Decades ago, Wall Street and its big banks were revered and were a source of trust for ordinary investors who relied on the integrity, advice and financial guidance of these firms.
Indeed, Wall Street spent a fortune creating brand names like Smith Barney and Paine Weber, advertising a tradition of trust for their clients. Charlie Merrill brought the stock market to main street investors and created an opportunity for Mom and Pop investors to understand and buy stocks of blue chip companies.
Unfortunately, over the past two decades that trust has nearly disappeared.
Readers of this blog and securities fraud attorneys know the story too well. In the year 2000, the bursting of the tech bubble left most investors holding the bag of their destroyed life savings. It also exposed the strategy of the analysts at the big name firms on Wall Street that pumped up tech stocks while generating enormous investment banking revenues for their firms.
The 2008 financial crisis was even worse. It showed that many of these household names, like Citigroup, which acquired Smith Barney, had misled investors regarding the subprime mortgage balance sheets their firms held. Lehman Brothers, which acquired the firm that later became American Express, collapsed into bankruptcy among allegations of fraud by its senior managers.
Overseas firms like UBS and Credit Suisse allegedly have been involved in tax evasion schemes, money laundering and have even turned a blind eye towards terrorist funding.
One banker, Chris Tobe, recently highlighted this shift away from a Wall Street culture of credibility and trustworthiness in an opinion piece for MarketWatch. A former banker at a good old fashioned trust company, Tobe is appalled at the sell sell sell attitude currently permeating Wall Street.
“For over a century bank trust departments fulfilled an important role as fiduciaries and foundations for financial stability within families, churches and other charitable institutions,” Tobe writes. “But in the past couple of decades, short-term corporate and Wall Street greed stripped many communities of this valuable cornerstone, the dependable bank trust department. Most of the mega banks have gone this direction in varying degrees and some small-bank trust companies have sprung up to fill the void.”
This is not good for investors who used to put their faith in such institutions.

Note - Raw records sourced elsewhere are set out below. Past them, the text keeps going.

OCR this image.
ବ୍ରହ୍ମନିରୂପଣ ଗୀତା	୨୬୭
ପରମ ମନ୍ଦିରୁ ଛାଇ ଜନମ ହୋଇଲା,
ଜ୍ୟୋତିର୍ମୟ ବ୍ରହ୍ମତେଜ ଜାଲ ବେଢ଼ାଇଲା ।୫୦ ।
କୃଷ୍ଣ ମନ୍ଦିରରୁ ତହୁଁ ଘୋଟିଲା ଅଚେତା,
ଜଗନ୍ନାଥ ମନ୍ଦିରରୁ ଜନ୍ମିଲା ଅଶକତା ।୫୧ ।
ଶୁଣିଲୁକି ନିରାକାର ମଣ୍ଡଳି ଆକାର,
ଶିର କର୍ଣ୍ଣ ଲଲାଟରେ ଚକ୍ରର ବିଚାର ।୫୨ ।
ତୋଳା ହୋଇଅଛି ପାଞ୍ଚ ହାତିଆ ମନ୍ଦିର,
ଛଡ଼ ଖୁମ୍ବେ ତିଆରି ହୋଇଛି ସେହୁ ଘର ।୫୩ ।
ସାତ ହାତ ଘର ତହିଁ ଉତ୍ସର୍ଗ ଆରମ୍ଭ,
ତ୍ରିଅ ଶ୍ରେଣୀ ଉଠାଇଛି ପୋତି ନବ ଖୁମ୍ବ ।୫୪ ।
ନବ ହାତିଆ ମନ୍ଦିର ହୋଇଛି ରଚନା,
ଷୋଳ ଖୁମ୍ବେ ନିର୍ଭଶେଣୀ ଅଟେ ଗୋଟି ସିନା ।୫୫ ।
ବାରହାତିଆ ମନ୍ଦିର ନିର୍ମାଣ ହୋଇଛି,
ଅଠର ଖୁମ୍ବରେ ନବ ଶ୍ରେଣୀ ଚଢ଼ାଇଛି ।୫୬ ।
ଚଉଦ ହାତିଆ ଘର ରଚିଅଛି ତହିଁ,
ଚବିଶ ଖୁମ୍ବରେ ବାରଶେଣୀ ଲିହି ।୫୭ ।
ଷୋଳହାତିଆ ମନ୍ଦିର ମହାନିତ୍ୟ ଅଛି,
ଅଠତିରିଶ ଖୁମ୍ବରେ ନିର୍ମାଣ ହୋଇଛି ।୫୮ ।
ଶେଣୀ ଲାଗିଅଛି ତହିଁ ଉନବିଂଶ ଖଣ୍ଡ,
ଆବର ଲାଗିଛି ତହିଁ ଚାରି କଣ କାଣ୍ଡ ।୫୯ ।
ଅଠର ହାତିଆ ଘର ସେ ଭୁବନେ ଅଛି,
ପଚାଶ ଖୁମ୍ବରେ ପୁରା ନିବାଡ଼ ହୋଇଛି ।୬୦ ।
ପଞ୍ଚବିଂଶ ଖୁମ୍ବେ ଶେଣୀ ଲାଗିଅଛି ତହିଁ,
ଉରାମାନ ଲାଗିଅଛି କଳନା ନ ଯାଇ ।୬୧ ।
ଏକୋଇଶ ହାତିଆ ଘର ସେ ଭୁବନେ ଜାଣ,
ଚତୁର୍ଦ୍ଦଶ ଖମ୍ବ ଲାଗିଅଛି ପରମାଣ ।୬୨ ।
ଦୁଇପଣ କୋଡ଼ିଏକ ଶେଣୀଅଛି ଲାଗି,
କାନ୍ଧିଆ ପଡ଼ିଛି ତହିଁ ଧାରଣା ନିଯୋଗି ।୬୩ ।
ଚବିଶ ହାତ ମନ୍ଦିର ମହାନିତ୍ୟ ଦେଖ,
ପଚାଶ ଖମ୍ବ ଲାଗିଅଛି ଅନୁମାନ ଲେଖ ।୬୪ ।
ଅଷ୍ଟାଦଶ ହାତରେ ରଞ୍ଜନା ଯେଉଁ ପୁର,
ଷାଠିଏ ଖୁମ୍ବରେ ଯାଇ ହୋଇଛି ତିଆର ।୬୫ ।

“As a young trust officer, it was typical of a businessman or professional to set up a trust for their widow and sometimes children,” Tobe writes. “While they may have handled their investments while alive, many felt that they didn’t want to expose their grieving widows to endless sales calls from unscrupulous brokers, who in many cases churned accounts and did hard sells on proprietary products. Most felt they created a fiduciary shark cage protecting their family’s assets.”
He continues. “Many of these men would be rolling over in their graves. Not just because the fiduciary shark cages had been dismantled — but the bankers they trusted had morphed into sharks themselves pushing proprietary products.”
Banking regulators “need to step up and protect these legacy trusts immediately from harmful, unsuitable investments and create a regulatory environment that will help end self-dealing and bring back trust to trust departments.”
Yes, the broad stock markets have recovered from the “tech bubble” and the financial crisis. This very week the S&P 500 index closed above 2000, a first. And Wall Street profits have begun to soar again.
Regardless, Wall Street firms have failed to restore their tarnished reputations and the lost sense of trust. Mom and Pop investors remain fearful of investing in stocks, despite the record highs. Tobe’s column stresses the conditions for this wholesale lack of trust in Wall Street.
And as this blog noted last week, the brokerage and financial services industries are fighting tooth and nail to bury any chance that regulators at the Department of Labor and Securities and Exchange Commission have at creating a new fiduciary standard of care to protect Mom and Pop investors in future market meltdowns.
Until investors actually believe in the integrity of large financial institutions and their U.S. regulators, there will remain a giant gap of trust between the big banks and their customers.